In den besten Jahren by Simone de Beauvoir

In den besten Jahren by Simone de Beauvoir

Autor:Simone de Beauvoir [Beauvoir, Simone de]
Die sprache: deu
Format: epub
ISBN: 9783644031319
Herausgeber: Rowohlt E-Book
veröffentlicht: 2015-04-24T16:00:00+00:00


Lionel de Roulet war von Le Havre nach Paris gezogen; aber er war seit einem Jahr krank. Eine Nierentuberkulose hatte ihn gezwungen, sein Studium zu unterbrechen. Monatelang hatte er in der Klinik von Saint-Cloud gelegen, wo ich meine Lungengeschichte ausgeheilt hatte. Dann war er wieder in die kleine Wohnung in der Rue Broca gezogen. Er hatte eine beschwerliche Behandlung und eine sehr schmerzhafte Operation durchgemacht. Vorübergehend schien das Übel beseitigt; dann kam es wieder. Er nahm diese Unsicherheit und diese oft grausamen Schmerzen stoisch hin. Er hatte eine Abhandlung begonnen, in der er seine Reaktionen auf die Krankheit untersuchte.
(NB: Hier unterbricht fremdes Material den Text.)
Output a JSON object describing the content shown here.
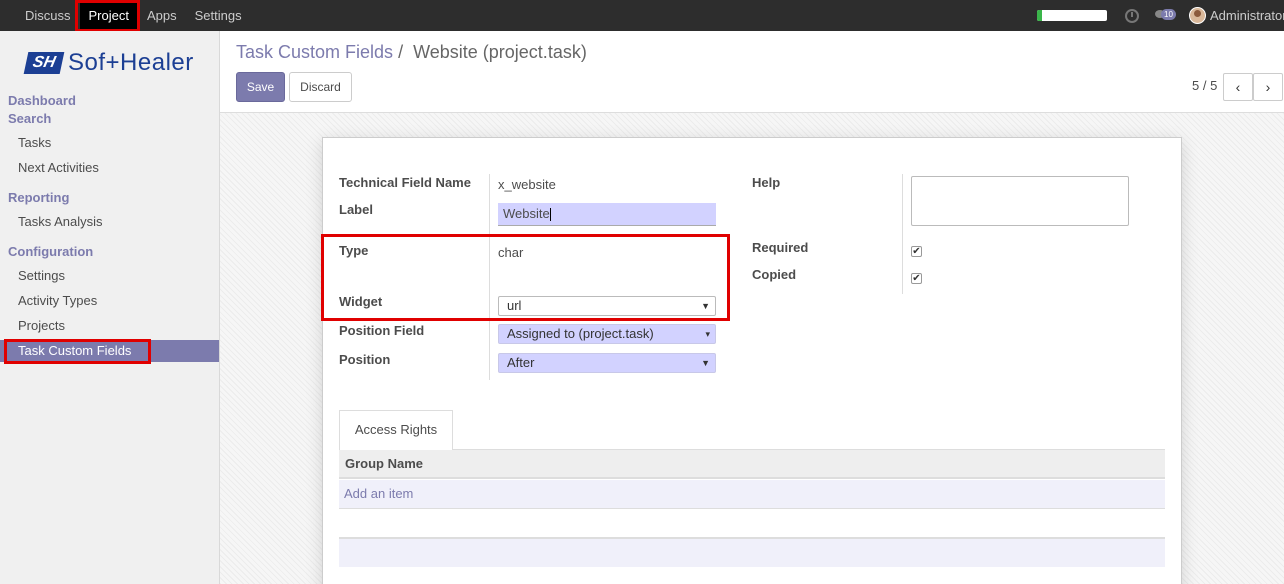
{
  "topbar": {
    "menu": [
      "Discuss",
      "Project",
      "Apps",
      "Settings"
    ],
    "active_index": 1,
    "chat_count": "10",
    "user_name": "Administrator",
    "colors": {
      "background": "#2d2d2d",
      "active": "#000000",
      "progress": "#3ab54a"
    }
  },
  "sidebar": {
    "logo_mark": "SH",
    "logo_text": "Sof+Healer",
    "sections": [
      {
        "title": "Dashboard",
        "items": []
      },
      {
        "title": "Search",
        "items": [
          "Tasks",
          "Next Activities"
        ]
      },
      {
        "title": "Reporting",
        "items": [
          "Tasks Analysis"
        ]
      },
      {
        "title": "Configuration",
        "items": [
          "Settings",
          "Activity Types",
          "Projects",
          "Task Custom Fields"
        ]
      }
    ],
    "active_item": "Task Custom Fields",
    "accent_color": "#7c7bad"
  },
  "control_panel": {
    "breadcrumb_parent": "Task Custom Fields",
    "breadcrumb_separator": "/",
    "breadcrumb_current": "Website (project.task)",
    "save_label": "Save",
    "discard_label": "Discard",
    "pager": "5 / 5",
    "prev_icon": "‹",
    "next_icon": "›"
  },
  "form": {
    "technical_field_name_label": "Technical Field Name",
    "technical_field_name_value": "x_website",
    "label_label": "Label",
    "label_value": "Website",
    "type_label": "Type",
    "type_value": "char",
    "widget_label": "Widget",
    "widget_value": "url",
    "position_field_label": "Position Field",
    "position_field_value": "Assigned to (project.task)",
    "position_label": "Position",
    "position_value": "After",
    "help_label": "Help",
    "required_label": "Required",
    "required_checked": true,
    "copied_label": "Copied",
    "copied_checked": true
  },
  "access_rights": {
    "tab_label": "Access Rights",
    "column_group_name": "Group Name",
    "add_item": "Add an item"
  }
}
Seine Erfahrung bestärkte Sartres Ideen. Wenn die Qualen am brennendsten waren, entdeckte er eine Art Leere, die es ihm unmöglich machte, sie einzukreisen, sie in den Griff zu bekommen. Er betrieb alles, was er tat, mit Leidenschaft, und diese Arbeit half ihm, seinen Zustand zu ertragen. Aber gegen Ende des Monats erlitt er einen Rückfall: Man stellte Knochentuberkulose fest, und die Ärzte schickten ihn nach Berck. Vor Schulbeginn, Ende September, fuhren wir auf zwei Tage zu ihm. Trotz allem, was ich über Berck gelesen hatte, schien der Ort noch düsterer, als ich ihn mir vorgestellt hatte. Es blies ein heftiger Wind, unbarmherzig und eisig, Himmel und Meer waren asphaltfarben. Die Klinik war ungewöhnlich – so gut wie keine Möbel in den Krankenzimmern, kein Tisch im Speiseraum, wo Schwestern die Krankenwagen zu festgesetzter Zeit in Reih und Glied aufstellten. Lionel machte jedoch keinen niedergeschlagenen Eindruck. Er interessierte sich für seine Umwelt, sie amüsierte ihn beinah, und dieser Neugierde verdankte er eine Art Distanz. Er schilderte uns die Sitten dieser fremdartigen Welt, er erzählte uns eine Menge Anekdoten, vor allem über die Liebesbeziehungen der Kranken untereinander oder zu den Schwestern. Diese grausam realistischen Berichte und die ganze Atmosphäre von Berck gaben Sartre die Idee zu einer Episode des Sursis, die ihm die schönen Seelen besonders übel vermerkten.